Le mythe du Golem version horrifique
Voilà trente-trois ans que la Maison Delcourt comble tous les passionnés de BD avec un catalogue riche de plusieurs milliers de références tous styles confondus. Fidèle à sa volonté de mise en avant de jeunes auteurs, elle a accueilli récemment le duo très prometteur Durand-Ferret pour l’envoûtante trilogie Les Métamorphoses 1858, dont les deux premiers tomes sont parus cette année. Entre polar horrifique et récit fantastique voire d’anticipation, Alexie Durand et Sylvain Ferret (qui signent là leurs deux premières œuvres) font montre d’un style graphique déjà affirmé pour l’un et d’un sens de la narration maitrisé pour l’autre. Palpitant.
Synopsis : Nous sommes à l’été 1858 au cœur d’un Paris où le fossé social entre petites gens et classe aisée est posé, une jeune couturière disparaît dans la plus plate indifférence. Stanilas Andrzej, détective amateur se laisse convaincre d’enquêter sur la demande d’Emile, le jeune frère de la disparue. Ce qui semblait être de prime abord une vague histoire de fugue s’avère être un intrigue des plus morbides. Alors que d’autres femmes du même âge et de la même condition sociale disparaissent, l’une d’elles est repêchée dans la Seine, le corps "méthodiquement vidé de ses organes". En compagnie de son colocataire et ami d’enfance Joseph, Stanislas va entamer des recherches qui vont le mener peu à peu sur les traces de créatures monstrueuses fabriquées de toute pièce et dont le but est de servir une horrible machination.
De Paris à Barcelone, les deux amis se lancent à la poursuite d’un mystérieux architecte sur qui, toute l’énigme repose...
On ne vous en dit pas plus.
Un beau coup d’essai pour ces deux jeunes talents que sont Alexie Durand et Sylvain Ferret.

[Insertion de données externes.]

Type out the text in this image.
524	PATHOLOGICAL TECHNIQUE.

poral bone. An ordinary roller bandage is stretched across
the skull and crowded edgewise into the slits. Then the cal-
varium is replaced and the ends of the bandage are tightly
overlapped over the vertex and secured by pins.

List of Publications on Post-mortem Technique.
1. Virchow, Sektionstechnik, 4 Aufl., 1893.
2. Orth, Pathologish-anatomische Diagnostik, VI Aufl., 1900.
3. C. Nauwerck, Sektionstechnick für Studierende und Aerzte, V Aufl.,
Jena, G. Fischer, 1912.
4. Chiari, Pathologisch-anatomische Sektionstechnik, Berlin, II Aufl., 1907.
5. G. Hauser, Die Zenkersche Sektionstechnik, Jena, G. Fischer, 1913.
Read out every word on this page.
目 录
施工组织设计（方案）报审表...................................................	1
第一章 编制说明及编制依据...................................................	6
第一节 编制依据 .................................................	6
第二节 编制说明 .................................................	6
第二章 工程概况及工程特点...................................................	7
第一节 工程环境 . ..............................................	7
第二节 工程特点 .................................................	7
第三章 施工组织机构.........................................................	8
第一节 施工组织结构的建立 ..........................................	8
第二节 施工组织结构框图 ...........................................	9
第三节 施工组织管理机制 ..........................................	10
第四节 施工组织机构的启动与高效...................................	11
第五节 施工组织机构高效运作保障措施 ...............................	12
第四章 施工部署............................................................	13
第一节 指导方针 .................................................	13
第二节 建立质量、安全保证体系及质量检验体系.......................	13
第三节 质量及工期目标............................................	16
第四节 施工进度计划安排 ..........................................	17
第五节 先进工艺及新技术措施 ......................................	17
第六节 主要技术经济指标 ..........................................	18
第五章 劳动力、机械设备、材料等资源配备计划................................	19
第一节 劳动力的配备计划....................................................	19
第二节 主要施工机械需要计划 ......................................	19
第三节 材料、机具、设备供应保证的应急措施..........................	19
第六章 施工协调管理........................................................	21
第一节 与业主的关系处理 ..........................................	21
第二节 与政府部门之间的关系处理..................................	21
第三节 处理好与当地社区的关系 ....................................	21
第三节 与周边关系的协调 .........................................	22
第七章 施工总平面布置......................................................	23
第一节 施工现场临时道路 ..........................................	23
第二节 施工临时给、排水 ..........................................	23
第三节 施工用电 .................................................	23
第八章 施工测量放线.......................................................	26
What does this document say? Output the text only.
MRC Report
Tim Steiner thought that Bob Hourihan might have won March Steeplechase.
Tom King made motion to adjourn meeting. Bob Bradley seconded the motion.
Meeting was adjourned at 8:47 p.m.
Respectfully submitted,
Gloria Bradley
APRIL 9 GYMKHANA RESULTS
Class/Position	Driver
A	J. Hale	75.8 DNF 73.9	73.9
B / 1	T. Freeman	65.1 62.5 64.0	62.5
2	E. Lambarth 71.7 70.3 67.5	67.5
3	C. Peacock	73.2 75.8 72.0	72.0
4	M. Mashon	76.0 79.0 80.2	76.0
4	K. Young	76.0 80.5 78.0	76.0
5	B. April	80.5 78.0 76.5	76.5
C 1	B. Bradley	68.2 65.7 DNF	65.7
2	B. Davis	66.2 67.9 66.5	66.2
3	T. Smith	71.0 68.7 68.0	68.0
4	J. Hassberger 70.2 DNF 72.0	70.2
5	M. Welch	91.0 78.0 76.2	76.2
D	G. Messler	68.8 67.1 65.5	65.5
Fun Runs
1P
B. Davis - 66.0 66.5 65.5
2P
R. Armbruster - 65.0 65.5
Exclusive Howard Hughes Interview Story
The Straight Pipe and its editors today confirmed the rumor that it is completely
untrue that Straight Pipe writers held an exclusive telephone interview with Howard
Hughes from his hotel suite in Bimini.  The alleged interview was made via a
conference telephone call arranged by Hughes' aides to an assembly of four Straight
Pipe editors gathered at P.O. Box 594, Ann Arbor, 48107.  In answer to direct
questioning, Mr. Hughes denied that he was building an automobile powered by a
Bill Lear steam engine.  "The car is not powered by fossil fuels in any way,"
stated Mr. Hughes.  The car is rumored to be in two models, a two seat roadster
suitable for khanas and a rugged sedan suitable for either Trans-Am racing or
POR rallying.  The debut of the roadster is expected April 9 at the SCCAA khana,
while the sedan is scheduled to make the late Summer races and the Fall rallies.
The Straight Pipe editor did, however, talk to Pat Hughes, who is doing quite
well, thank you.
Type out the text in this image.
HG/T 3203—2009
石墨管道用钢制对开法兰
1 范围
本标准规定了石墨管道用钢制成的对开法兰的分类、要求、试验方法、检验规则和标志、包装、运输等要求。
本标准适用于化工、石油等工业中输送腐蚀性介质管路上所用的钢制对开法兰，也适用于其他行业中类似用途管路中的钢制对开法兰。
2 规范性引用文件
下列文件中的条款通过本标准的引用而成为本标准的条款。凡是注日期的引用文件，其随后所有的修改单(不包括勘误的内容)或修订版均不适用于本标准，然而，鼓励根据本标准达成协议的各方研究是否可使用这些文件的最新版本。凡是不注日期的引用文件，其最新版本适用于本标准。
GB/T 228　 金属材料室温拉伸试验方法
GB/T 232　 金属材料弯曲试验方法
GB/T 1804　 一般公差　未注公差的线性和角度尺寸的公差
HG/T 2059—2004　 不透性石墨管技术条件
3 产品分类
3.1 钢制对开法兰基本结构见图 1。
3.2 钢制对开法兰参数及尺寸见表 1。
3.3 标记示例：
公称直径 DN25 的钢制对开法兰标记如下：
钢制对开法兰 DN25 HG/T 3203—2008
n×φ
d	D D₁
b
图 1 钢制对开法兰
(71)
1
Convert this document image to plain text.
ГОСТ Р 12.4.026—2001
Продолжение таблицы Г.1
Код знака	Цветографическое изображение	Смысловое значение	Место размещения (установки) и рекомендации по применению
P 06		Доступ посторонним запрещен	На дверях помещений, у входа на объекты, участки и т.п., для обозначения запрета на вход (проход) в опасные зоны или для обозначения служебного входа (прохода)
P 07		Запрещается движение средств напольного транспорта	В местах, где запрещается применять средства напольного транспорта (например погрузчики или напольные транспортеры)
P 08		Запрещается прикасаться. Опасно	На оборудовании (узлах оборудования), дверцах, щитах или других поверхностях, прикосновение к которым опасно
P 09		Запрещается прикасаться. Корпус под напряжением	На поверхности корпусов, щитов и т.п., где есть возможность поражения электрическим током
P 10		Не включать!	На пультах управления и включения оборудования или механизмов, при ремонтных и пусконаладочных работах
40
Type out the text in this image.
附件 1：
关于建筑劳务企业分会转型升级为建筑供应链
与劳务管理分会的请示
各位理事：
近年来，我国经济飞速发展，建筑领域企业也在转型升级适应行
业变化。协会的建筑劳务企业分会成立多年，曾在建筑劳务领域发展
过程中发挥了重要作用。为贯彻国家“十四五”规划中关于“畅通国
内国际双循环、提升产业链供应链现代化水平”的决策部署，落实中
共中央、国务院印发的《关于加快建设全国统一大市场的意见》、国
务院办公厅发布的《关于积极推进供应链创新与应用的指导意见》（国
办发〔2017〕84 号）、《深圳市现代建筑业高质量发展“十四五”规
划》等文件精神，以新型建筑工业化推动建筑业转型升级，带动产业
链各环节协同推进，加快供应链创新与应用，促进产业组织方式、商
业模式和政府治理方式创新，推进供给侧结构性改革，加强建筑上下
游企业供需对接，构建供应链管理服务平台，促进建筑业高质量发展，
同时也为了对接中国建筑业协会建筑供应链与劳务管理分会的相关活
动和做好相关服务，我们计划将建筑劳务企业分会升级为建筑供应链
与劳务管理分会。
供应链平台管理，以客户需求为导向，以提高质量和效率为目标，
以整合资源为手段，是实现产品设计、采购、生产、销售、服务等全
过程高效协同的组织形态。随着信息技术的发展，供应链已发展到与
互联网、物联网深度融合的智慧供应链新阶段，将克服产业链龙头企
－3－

On apprécie particulièrement la convergence artistique entre l’univers graphique ténébreux style steampunk et le scénario haletant finement ciselé. Côté dessin, l’alternance d’encrages clairs et sombres aiguille habilement le lecteur : aux colorisations foncées, les moments de tension extrême ; aux couleurs plus claires, les instants où le récit est plus posé. À noter : le procédé ingénieux du gris clair pour signaler des retours dans le temps. Un graphisme minutieux, d’une belle facture quant aux détails. Découpage et cadrages sont très dynamiques, parfois étonnants.
Côté narration, on n’est pas en reste : l’intrigue est adroitement menée sans temps mort et tient en haleine le lecteur sur la durée des deux premiers tomes. Les influences sont multiples, l’intertextualité fonctionne plutôt bien : Mary Shelley et son Frankenstein ne sont pas bien loin, le mythe du Golem dans une version plus diabolique, non plus. Le tout signe un polar graphique très maîtrisé et qu’on ne lâche pas jusqu’à la dernière page.
Le troisième tome est à paraître en 2020, gageons que les auteurs préparent déjà une fin en apothéose.
Affaire à suivre.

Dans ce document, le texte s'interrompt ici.